Злой город
Злой город читать книгу онлайн
Внимание! Книга может содержать контент только для совершеннолетних. Для несовершеннолетних чтение данного контента СТРОГО ЗАПРЕЩЕНО! Если в книге присутствует наличие пропаганды ЛГБТ и другого, запрещенного контента - просьба написать на почту [email protected] для удаления материала
– Я не такой уж юный, – медленно заговорил Дмитрий, которого покоробило это определение, – и не совсем уж атеист.
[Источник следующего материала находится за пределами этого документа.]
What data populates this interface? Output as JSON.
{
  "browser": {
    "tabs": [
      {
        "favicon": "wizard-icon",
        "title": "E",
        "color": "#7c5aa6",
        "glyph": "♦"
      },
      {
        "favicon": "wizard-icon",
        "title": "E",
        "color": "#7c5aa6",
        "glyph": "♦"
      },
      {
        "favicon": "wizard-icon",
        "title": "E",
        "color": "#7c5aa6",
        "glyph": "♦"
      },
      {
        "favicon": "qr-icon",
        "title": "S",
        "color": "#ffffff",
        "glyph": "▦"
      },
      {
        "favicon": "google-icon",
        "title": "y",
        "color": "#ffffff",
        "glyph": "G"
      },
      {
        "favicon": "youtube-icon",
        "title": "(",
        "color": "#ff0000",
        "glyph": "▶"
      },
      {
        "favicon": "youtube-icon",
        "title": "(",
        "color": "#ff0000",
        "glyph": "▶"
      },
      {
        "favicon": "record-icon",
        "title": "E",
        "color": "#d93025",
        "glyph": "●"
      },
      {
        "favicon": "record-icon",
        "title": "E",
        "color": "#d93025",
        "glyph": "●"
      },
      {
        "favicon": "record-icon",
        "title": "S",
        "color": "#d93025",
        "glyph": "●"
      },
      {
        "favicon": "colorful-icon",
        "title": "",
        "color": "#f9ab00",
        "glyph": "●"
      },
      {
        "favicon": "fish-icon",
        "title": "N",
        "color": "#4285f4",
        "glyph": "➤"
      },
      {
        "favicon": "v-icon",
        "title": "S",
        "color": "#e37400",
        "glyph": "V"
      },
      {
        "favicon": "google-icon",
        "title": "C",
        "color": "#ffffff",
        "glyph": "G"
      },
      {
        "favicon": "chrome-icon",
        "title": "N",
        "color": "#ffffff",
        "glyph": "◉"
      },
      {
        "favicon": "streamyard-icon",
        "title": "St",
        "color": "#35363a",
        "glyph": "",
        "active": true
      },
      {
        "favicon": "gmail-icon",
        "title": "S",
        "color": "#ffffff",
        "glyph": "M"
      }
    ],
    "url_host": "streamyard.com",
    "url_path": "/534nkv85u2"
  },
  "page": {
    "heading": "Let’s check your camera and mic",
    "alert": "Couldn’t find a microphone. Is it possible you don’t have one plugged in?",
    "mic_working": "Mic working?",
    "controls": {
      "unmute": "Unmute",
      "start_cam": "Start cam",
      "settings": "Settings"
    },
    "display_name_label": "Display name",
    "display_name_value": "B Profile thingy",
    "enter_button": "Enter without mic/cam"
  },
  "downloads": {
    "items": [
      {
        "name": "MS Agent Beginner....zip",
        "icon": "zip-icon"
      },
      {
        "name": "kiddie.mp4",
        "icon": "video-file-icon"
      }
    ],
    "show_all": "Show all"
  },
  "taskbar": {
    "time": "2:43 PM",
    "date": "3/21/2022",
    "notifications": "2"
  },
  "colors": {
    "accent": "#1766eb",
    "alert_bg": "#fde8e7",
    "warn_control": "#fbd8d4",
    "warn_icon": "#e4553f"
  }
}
Сам бы я предпочел называть себя скептиком.
– А на что направлен ваш скептицизм, – живо откликнулся игумен, – на сами основы или на возможность их познания?
Дмитрию было известно, что отец Мерхесидек имеет два образования – первый московский медицинский институт и духовная академия в Сергиевом Посаде, а потому он заранее настроился на фундаментальный разговор и начал очень осторожно:
– Вы спрашиваете, верю ли я в какое-то единое, может быть даже разумное (это зависит от того, как понимать разум) начало, которое лежит в основе мира? Да, пожалуй, что и верю, не вижу причин, почему бы этого не делать. И, во всяком случае, готов согласиться с таким утверждением не меньше, чем с утверждением о принципиальной непознаваемости подобного начала для ограниченного человеческого ума. Теперь второй момент – верю ли я в то, что это непознаваемое начало тем не менее способно каким-либо образом проявлять себя и возможно ли установление связи между ним и человеческой душой? Да, я помню, что само слово «религия» переводится как «связь», и вполне готов поверить, что такая связь возможна, тем более имеются многочисленные примеры достижения людьми различных мистических и трансцендентальных состояний. Здесь приходится верить на слово, пока сам этого не попробовал. Поэтому я не вижу предмета для споров: если кто-то блаженствует в мистическом трансе и утверждает, что созерцает Бога – то… ради Бога. Но теперь остается третий и, как мне кажется, – Дмитрий cделал паузу, – для вас, отец Мерхесидек, самый принципиальный момент. Что это за высшее начало, как его можно представить или понять? Ведь для веры необходимы живые и трепетные чувства души, одной голой абстракции, вроде какого-нибудь Абсолюта, здесь мало, потому что ее уж никак не полюбишь. Я не верю в то, что этим началом является Божественная Троица, не верю и в то, что это Будда, Аллах, Перун или Один. Хотя опять-таки вполне готов допустить троичность этого единого начала. Почему? Да потому, что трое в одном или одно в трех – это логическое противоречие, непостижимое человеческим рассудком, а следовательно, непознаваемое и необъяснимое, в которое можно только верить.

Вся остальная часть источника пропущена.